Complex carbohydrates provide your body with lasting energy. Complex carbohydrates are found in foods such as whole grains and vegetables with a high starch content. While most of the carbohydrates you eat should be complex, simple carbohydrates are also important. Your body burns simple carbohydrates quicker than it burns complex carbohydrates.
Vitamin C deficiency may be linked to fatigue. In order to reap the benefits, you need to consume between 200 and 300mg of vitamin C per day; consistency is important. In addition to a glass of orange juice, you can try incorporating some of these vitamin C rich foods for energy into your diet–kiwi, red and green bell peppers, strawberries, and cantaloupe.
Iron deficiency is linked to fatigue because iron is necessary to transport oxygen in the body. Anemia can also be caused by a severe iron deficiency. Soybeans, spinach, red meat and beans are all iron-rich foods that you can add to your diet for a boost of energy.
Protein is important for preventing fatigue because it regulates the release of energy. Proteins also act as a backup source of energy when carbohydrates are not available. Eggs, nuts, beans, fish, and low-fat dairy products are all good sources of protein and foods for energy.
At times, it is hard to know how to add new and different foods into your diet. Here are some tips to add different foods, and more energy, into your day. Instead of skipping breakfast, try eggs with a slice of whole-grain toast, and a piece of fruit. One of the best options for breakfast is oatmeal because its high fiber content turns it into a source of energy that lasts for hours.
If you need a snack, instead of choosing cookies or candies that will lead you to an energy crash later, pick a handful of nuts, a piece of fruit, or a low-fat cheese stick. Bananas are one of the best fruits because it has plenty of easily digestible carbohydrates. If you really crave a sweet snack then consider chocolate. Chocolate contains substances called tyamine and phenylethylamine that provide a boost to the energy levels. Dark chocolate contains more antioxidants than any other kind, so it is the best choice.
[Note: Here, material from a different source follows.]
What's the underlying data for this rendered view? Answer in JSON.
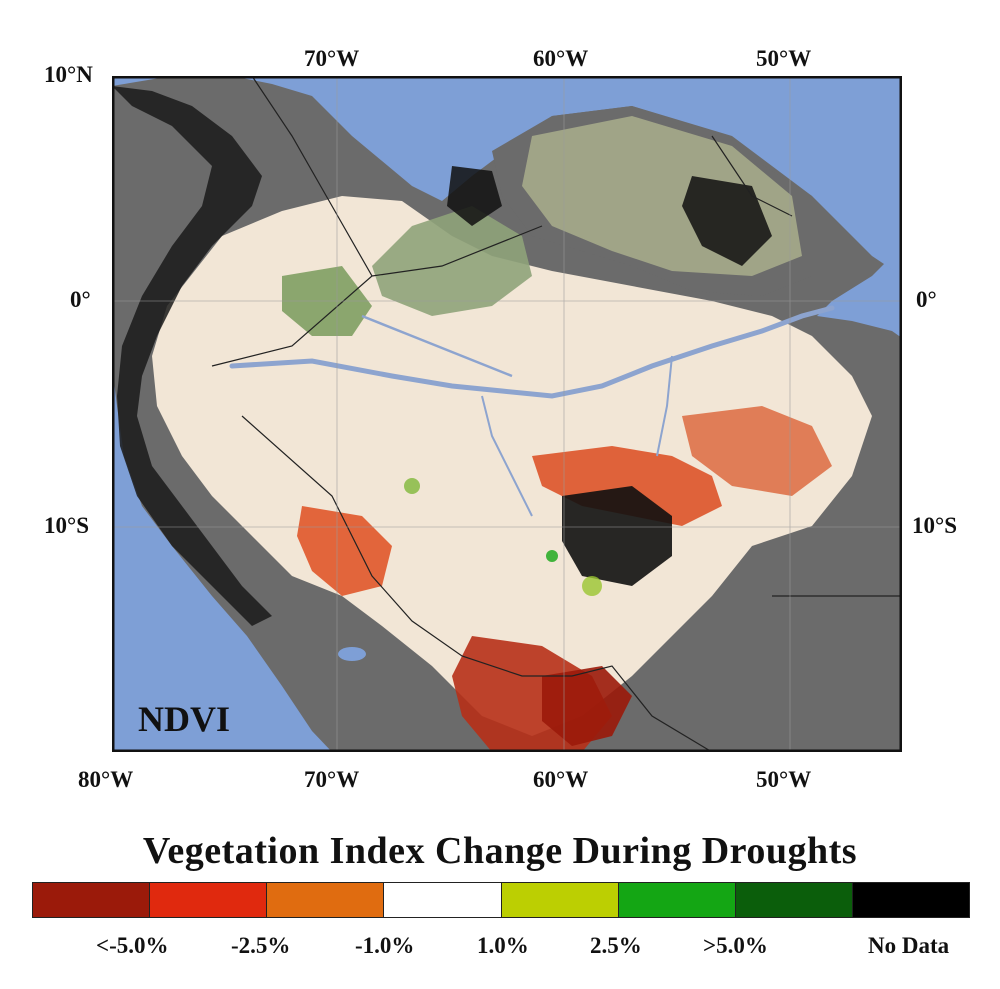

Because chocolate does contain substantial amounts of sugar and fat, it should be eaten sparingly.
Foods for Energy
For lunch, you can have a spinach salad with beans and a lean protein such as chicken or fish. This type of combination will keep you full while providing your body with plenty of energy. Supper can be similar to lunch. Steak with potatoes and steamed vegetables provides you with iron and complex and simple carbohydrates. Do not forget to drink plenty of water, which is necessary for your body to produce energy. Try incorporating some of these foods into your diet and watch your energy increase.